For as Camerarius records in his life, Melancthon himself was much
troubled with it, and therefore could speak out of experience.
Montanus, consil. 22, pro delirante
Judaeo, confirms it, [2447]grievous symptoms of the mind
brought him to it. Randolotius relates of himself, that being one
day very intent to write out a physician's notes, molested by an
occasion, he fell into a hypochondriacal fit, to avoid which he
drank the decoction of wormwood, and was freed. [2448]Melancthon (being the disease
is so troublesome and frequent) holds it a most necessary and
profitable study, for every man to know the accidents of it, and a
dangerous thing to be ignorant,
and would therefore have all
men in some sort to understand the causes, symptoms, and cures of
it.
Causes of Melancholy from the whole Body.

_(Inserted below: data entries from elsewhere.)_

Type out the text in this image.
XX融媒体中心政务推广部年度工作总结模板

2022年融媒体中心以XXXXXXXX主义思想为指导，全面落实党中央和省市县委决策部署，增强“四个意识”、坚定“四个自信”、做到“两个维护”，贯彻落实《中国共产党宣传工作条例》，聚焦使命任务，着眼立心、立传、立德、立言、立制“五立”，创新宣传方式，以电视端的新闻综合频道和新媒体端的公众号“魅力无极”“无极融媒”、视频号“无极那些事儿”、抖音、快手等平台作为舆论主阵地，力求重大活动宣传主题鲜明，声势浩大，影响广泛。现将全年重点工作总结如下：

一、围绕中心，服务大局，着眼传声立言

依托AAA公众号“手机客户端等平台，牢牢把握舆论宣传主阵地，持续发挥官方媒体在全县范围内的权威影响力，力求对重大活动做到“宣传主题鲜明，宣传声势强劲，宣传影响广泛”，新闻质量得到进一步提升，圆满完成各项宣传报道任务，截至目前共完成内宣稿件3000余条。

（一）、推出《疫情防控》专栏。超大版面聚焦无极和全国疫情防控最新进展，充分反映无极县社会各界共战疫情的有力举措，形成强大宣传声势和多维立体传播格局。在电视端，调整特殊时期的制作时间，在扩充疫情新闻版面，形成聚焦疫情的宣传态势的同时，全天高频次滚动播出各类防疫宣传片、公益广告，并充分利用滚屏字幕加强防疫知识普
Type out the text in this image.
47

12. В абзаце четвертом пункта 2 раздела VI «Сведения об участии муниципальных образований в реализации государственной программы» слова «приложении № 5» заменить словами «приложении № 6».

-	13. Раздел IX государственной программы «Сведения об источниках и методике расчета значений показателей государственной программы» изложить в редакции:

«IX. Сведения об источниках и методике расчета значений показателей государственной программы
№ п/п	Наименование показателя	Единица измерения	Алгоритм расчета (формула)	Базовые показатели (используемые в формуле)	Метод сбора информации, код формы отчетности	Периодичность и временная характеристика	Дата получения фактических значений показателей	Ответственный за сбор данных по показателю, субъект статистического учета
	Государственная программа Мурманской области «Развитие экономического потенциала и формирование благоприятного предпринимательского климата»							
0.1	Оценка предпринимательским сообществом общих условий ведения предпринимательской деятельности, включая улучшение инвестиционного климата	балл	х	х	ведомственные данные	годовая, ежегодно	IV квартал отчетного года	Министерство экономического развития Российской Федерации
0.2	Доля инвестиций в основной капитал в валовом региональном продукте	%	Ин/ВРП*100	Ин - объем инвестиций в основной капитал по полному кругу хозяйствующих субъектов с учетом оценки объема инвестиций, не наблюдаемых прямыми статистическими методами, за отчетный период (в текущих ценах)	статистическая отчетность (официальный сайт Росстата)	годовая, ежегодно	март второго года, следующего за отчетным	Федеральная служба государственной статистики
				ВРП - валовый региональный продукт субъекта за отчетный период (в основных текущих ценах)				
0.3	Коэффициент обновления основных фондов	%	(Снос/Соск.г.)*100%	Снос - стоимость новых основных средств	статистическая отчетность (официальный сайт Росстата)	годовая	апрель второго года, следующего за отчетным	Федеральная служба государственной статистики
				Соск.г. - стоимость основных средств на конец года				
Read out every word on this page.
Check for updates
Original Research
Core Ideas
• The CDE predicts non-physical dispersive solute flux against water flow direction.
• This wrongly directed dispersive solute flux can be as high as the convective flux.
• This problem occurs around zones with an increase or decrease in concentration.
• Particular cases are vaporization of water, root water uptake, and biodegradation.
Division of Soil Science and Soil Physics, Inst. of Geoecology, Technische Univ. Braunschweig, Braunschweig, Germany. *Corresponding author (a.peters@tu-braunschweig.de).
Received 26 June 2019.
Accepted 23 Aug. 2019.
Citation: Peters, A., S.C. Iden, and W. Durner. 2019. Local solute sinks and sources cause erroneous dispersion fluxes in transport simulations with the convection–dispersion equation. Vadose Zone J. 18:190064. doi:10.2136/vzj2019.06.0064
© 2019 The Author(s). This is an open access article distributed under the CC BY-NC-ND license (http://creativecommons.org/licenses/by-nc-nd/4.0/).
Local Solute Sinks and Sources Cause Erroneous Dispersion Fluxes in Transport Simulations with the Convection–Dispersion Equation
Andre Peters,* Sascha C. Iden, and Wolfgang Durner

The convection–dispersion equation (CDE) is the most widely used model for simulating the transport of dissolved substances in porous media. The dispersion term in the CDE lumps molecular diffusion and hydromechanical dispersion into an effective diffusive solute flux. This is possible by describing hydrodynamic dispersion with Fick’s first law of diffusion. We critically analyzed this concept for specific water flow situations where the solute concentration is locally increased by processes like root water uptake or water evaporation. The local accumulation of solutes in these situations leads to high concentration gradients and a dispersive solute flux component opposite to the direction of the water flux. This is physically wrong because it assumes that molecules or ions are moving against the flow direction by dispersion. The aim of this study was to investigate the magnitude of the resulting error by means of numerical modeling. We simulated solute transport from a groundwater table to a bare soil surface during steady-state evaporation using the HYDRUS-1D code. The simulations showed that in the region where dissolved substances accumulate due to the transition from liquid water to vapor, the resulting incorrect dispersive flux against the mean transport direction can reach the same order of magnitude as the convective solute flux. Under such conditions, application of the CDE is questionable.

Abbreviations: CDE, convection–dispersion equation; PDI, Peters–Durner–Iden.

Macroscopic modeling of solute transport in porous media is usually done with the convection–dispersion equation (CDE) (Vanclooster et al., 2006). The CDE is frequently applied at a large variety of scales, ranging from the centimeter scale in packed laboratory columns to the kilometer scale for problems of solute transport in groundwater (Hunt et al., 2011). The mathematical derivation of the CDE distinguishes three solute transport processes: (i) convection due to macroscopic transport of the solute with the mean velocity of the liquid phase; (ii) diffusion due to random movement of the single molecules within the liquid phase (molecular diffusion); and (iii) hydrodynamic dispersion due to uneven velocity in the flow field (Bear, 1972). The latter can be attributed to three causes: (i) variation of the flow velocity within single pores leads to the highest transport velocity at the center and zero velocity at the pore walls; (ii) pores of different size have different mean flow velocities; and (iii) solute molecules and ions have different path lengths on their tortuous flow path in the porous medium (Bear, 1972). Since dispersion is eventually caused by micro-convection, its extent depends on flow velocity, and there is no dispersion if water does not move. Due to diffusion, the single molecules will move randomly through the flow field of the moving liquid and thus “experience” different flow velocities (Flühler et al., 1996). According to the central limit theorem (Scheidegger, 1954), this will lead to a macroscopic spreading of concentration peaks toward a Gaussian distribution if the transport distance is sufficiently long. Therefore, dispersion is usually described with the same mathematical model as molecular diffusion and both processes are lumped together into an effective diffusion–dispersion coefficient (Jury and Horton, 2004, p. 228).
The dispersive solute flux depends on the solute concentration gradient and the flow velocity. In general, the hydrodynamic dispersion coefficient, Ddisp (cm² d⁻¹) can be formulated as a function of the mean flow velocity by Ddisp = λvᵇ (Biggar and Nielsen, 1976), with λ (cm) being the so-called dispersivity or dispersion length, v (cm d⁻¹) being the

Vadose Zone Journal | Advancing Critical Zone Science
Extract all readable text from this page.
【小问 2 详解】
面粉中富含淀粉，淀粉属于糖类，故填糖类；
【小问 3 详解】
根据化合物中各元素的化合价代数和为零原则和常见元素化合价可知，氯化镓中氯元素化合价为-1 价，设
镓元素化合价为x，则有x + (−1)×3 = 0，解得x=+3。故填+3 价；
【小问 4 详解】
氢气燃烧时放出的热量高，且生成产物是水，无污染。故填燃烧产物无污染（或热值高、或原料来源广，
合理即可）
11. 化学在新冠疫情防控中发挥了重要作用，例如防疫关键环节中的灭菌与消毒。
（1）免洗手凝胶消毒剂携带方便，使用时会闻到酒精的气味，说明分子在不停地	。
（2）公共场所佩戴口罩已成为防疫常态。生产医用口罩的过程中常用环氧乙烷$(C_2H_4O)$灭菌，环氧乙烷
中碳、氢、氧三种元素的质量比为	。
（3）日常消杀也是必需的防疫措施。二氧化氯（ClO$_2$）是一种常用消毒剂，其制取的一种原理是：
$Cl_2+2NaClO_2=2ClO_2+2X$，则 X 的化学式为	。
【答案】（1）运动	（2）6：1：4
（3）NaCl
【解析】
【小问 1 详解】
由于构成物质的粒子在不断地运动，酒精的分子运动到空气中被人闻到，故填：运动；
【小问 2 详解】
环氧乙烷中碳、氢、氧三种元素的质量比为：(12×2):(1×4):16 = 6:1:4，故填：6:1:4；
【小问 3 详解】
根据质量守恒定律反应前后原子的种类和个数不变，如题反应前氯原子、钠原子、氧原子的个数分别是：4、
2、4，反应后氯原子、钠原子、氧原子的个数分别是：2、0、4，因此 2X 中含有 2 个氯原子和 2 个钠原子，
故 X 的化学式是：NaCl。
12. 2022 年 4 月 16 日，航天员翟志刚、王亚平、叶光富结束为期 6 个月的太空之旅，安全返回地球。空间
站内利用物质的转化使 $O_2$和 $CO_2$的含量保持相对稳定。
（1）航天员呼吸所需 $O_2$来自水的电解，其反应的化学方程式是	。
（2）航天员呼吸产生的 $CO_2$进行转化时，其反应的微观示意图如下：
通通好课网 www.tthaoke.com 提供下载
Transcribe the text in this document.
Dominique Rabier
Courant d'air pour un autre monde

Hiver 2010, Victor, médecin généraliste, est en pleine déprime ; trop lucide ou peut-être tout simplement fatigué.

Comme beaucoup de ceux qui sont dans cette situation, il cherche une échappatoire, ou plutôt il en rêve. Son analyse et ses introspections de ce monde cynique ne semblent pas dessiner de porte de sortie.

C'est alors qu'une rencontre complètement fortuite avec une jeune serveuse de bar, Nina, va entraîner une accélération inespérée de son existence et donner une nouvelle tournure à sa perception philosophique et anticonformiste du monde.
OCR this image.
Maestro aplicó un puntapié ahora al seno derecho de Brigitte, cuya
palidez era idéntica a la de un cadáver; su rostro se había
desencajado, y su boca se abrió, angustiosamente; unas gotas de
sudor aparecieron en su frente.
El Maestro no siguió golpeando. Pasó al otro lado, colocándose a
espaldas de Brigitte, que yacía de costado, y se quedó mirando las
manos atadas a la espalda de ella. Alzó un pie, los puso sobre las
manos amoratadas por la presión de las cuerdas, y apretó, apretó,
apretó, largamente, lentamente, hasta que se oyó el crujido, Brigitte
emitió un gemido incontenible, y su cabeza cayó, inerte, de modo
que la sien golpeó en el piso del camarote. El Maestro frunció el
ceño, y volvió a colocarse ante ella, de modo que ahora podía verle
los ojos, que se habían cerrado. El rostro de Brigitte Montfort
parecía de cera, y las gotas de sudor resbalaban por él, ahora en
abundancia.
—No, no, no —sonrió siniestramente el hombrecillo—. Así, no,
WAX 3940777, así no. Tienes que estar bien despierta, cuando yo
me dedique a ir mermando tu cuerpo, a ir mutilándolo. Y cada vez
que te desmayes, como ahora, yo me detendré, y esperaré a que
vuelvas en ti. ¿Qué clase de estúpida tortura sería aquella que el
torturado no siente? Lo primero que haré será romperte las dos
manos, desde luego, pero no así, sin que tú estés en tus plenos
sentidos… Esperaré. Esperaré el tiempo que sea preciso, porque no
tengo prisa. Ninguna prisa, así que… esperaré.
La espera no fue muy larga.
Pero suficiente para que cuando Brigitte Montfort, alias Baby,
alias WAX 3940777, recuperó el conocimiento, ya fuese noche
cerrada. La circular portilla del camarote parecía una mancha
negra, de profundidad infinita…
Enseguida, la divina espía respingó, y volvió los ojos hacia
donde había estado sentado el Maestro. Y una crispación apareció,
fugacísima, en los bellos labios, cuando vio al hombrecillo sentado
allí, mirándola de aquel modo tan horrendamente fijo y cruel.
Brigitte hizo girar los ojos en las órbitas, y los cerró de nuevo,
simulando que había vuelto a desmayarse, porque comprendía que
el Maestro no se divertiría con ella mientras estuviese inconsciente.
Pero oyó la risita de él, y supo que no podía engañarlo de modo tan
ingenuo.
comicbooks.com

As before, the cause of this kind of melancholy is inward or
outward. Inward, [2449]when
the liver is apt to engender such a humour, or the spleen weak by
nature, and not able to discharge his office.
A melancholy
temperature, retention of haemorrhoids, monthly issues, bleeding at
nose, long diseases, agues, and all those six non-natural things
increase it. But especially [2450]bad diet, as Piso thinks, pulse,
salt meat, shellfish, cheese, black wine, &c. Mercurialis out
of Averroes and Avicenna condemns all herbs: Galen, lib. 3, de loc. affect. cap. 7, especially cabbage.
So likewise fear, sorrow, discontents, &c., but of these
before. And thus in brief you have had the general and particular
causes of melancholy.
Now go and brag of thy present happiness, whosoever thou art,
brag of thy temperature, of thy good parts, insult, triumph, and
boast; thou seest in what a brittle state thou art, how soon thou
mayst be dejected, how many several ways, by bad diet, bad air, a
small loss, a little sorrow or discontent, an ague, &c.; how
many sudden accidents may procure thy ruin, what a small tenure of
happiness thou hast in this life, how weak and silly a creature
thou art. Humble thyself, therefore, under the mighty hand of
God,
1 Peter, v. 6, know thyself,
acknowledge thy present misery, and make right use of it.
Qui stat videat ne cadat. Thou
dost now flourish, and hast bona
animi, corporis, et fortunae, goods of body, mind, and
fortune, nescis quid serus secum
vesper ferat, thou knowest not what storms and tempests the
late evening may bring with it. Be not secure then, be sober and
watch,
[2451]fortunam reverenter habe, if fortunate and
rich; if sick and poor, moderate thyself. I have said.